Des candidatures attendues, une bataille annoncée
Dans ce nouveau cadre institutionnel, les principaux protagonistes de la présidentielle du 10 avril 2026 se positionnent déjà. Les duos Romuald Wadagni – Mariam Chabi Talata Zimé Yérima, et Paul Hounkpè – Rock Judicaël Hounwanou, sont officiellement en lice et se tiennent prêts pour l’affrontement électoral.
En revanche, la candidature de Renaud Agbodjo, portée par le parti Les Démocrates, a été invalidée à la suite du retrait du parrainage de l’un des 28 députés de cette formation, un coup dur pour l’opposition.

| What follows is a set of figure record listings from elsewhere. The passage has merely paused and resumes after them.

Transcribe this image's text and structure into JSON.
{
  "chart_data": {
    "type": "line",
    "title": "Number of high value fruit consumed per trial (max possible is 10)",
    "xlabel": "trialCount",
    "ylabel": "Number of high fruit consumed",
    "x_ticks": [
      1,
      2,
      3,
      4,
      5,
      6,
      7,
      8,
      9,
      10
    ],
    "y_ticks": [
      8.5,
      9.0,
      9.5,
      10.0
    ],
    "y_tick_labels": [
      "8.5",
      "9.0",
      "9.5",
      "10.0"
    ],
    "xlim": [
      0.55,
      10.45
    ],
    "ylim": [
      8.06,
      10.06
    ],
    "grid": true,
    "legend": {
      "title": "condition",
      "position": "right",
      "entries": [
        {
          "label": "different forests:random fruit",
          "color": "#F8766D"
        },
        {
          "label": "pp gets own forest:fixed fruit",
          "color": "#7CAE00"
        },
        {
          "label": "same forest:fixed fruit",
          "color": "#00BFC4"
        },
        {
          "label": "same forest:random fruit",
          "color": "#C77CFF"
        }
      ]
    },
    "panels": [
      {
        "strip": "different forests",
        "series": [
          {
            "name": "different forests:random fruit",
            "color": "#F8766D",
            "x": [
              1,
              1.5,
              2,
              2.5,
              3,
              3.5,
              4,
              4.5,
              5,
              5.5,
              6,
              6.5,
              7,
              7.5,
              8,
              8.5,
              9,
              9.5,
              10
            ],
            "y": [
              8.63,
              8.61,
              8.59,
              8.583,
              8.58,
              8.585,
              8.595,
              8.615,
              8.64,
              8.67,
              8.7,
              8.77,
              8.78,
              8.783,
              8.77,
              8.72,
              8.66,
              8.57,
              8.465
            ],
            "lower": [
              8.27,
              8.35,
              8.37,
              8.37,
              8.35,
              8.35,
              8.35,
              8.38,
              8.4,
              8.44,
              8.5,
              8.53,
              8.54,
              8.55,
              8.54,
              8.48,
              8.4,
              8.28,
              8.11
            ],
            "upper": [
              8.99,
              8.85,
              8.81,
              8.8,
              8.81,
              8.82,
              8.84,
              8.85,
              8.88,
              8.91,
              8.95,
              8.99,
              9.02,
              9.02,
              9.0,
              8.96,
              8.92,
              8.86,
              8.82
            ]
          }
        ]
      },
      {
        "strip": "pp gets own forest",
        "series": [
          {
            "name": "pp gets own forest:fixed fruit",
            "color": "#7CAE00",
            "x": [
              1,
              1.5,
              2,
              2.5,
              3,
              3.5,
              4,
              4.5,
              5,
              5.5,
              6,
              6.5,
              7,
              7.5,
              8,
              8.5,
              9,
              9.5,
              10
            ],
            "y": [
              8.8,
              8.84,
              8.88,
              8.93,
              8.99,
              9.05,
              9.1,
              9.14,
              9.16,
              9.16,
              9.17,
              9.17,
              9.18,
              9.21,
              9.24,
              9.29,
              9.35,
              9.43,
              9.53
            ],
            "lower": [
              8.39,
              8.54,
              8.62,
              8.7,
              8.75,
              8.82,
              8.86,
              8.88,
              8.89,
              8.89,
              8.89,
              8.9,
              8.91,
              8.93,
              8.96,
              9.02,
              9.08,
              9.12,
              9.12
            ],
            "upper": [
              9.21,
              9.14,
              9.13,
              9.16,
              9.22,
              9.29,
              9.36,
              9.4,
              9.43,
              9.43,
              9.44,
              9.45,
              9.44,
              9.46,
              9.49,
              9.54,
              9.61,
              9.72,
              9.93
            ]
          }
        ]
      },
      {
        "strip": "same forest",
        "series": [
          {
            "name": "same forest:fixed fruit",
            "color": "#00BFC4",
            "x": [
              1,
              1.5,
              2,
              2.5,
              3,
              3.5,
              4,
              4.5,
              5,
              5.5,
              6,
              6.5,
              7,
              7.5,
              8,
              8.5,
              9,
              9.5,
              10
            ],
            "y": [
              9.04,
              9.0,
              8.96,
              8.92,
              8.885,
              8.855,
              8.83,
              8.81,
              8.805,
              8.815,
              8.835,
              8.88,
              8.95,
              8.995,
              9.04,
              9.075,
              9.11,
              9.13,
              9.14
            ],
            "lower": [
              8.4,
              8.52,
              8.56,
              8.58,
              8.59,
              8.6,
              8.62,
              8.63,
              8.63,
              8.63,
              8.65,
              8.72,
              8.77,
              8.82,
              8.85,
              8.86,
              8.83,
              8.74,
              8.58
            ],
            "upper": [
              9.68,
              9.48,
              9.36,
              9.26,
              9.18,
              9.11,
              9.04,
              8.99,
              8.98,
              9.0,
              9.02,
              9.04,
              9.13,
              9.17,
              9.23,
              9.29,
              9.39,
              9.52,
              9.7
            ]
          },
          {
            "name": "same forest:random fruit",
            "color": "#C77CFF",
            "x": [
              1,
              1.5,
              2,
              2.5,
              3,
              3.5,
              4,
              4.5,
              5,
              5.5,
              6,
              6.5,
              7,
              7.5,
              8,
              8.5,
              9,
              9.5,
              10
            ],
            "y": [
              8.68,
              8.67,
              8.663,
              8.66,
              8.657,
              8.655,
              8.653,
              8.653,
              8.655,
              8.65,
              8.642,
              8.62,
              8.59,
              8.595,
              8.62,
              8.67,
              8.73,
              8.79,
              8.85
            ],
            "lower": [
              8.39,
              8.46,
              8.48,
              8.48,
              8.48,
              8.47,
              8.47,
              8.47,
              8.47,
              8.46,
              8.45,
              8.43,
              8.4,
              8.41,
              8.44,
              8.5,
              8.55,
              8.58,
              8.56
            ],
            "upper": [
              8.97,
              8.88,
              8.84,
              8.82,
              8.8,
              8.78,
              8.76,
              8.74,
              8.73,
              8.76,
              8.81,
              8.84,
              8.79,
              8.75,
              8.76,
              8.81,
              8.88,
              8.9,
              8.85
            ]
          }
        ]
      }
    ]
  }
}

Un climat politique fragilisé par les tensions sécuritaires
Le contexte électoral reste marqué par la tentative de coup d’État survenue le 7 décembre 2025, caractérisée par une attaque contre la résidence présidentielle à Cotonou. L’opération a échoué face à la riposte des forces loyalistes, soutenues par une intervention militaire du Nigeria et de la CEDEAO, ainsi que par un appui technique de la France. À la suite de ces événements, plusieurs figures de l’opposition ont été interpellées, soupçonnées de liens avec cette tentative de déstabilisation.
Les règles du scrutin
Conformément à la Constitution en vigueur, le président de la République du Bénin est élu au suffrage universel direct, au scrutin uninominal majoritaire à deux tours, pour un mandat de sept ans renouvelable une seule fois. Les candidats doivent obligatoirement réunir les parrainages d’au moins 10 % du collège électoral composé des 109 députés et des 77 maires, soit un minimum de 19 parrainages.
À l’approche de cette échéance cruciale, l’élection présidentielle de 2026 s’annonce comme un tournant majeur pour l’avenir politique, institutionnel et démocratique du Bénin.